Support from the Chinese government is important for Quan. She had seen advanced models of eco-tourism and wildlife management in South Africa, and she hoped to apply them in China. She hopes to establish a pilot Chinese tiger preserve, possibly in Hunan, Hubei or Jiangxi Province.

She hopes that Chinese tiger cubs born in Africa will return to the motherland in a reserve where they and the human inhabitants can thrive through eco-tourism and sustainable development. She reasons that tiger tourism will raise money and improve people's livelihood; thus people would regards the tigers and other wildlife as assets, not liablities or food and will no longer kill tigers.

The grand scheme has come in for criticism. Judy Mills of Conservation International, for instance, has damned the project as "a circus sideshow dressed up as eco-tourism." She and others say it would be far better to invest in saving the endangered Amur or North China tiger that still exists in the wild. They question the genetic integrity of the captive South China cats and their descendants and say they could be hybrids of two or more species.

Quan is determined to continue.

"Despite all the malicious criticism, I am determined to carry on my work," she told Shanghai Daily. "I believe the best response to critics is the survival of the South China tiger through our efforts."

Some tiger experts and conservationists do support her mission, including Dr Gary Koehler, an expert from the University of Washington who surveyed South China tigers. He has said Quan's project is experimental but should not be dismissed out of hand, noting Western biologists don't have all the answers.
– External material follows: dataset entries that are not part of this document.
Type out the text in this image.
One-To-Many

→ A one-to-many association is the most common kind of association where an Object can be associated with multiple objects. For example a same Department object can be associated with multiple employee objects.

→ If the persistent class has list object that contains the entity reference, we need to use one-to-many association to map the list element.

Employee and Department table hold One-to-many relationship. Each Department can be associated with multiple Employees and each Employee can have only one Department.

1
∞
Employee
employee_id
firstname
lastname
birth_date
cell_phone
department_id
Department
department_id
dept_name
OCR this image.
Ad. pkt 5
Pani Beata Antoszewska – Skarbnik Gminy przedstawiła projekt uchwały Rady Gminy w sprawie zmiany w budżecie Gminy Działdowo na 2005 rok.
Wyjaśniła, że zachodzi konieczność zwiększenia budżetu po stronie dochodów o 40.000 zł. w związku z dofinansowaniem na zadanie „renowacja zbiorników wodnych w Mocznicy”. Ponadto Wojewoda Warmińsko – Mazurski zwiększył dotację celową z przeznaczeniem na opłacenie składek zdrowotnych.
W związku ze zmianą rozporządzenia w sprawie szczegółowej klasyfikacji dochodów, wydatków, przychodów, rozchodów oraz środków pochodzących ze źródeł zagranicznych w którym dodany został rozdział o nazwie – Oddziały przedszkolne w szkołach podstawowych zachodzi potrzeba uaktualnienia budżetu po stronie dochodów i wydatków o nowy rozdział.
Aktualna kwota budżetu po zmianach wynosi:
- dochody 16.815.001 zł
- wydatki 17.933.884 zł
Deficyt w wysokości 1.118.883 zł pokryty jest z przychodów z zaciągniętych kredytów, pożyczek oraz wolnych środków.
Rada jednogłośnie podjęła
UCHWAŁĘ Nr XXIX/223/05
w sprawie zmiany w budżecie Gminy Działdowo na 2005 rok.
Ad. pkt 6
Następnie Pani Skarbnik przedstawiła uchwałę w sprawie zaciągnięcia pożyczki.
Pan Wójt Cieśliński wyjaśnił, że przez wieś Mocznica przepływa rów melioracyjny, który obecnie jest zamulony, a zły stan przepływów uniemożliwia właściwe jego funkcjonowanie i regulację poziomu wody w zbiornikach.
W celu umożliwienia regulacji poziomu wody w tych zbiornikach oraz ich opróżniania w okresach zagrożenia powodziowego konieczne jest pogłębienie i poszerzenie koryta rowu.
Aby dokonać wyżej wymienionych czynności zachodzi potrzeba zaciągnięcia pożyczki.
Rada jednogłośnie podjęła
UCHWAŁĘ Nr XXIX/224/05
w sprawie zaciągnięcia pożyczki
A supporter of Quan's rewilding project is internationally renowned tiger specialist David Smith of the University of Minnesota's department of fisheries, wildlife and conservation biology. He told National Geographic last November:

"The criticism about rewilding tigers in a foreign country is really not valid. The issue is, can we rewild tigers? And, if we can, is there a place for them to be reintroduced in China?

"From what I saw at Laohu Valley, tigers have been rewilded in the sense that they can hunt wild prey of about the same size as their former natural prey in China ..."

Smith said that, from his observations, the tigers were indeed ready to be returned to China. But it had to be done in steps of perhaps two at a time.

"Quan Li needs to keep producing rewilded tigers in South Africa over the next few years. If we look at the successful reintroduction of many species it has often taken repeated introductions."

Early this year a cub was born in Laohu Valley, and first named Miss X. Then Save China's Tigers launched an online campaign to find the perfect name and increase awareness of the issue in China.

In late May Miss X got her name, Huwaa. Hu means tiger and waa is the goddess Nvwa who created human beings and other animals in Chinese mythology.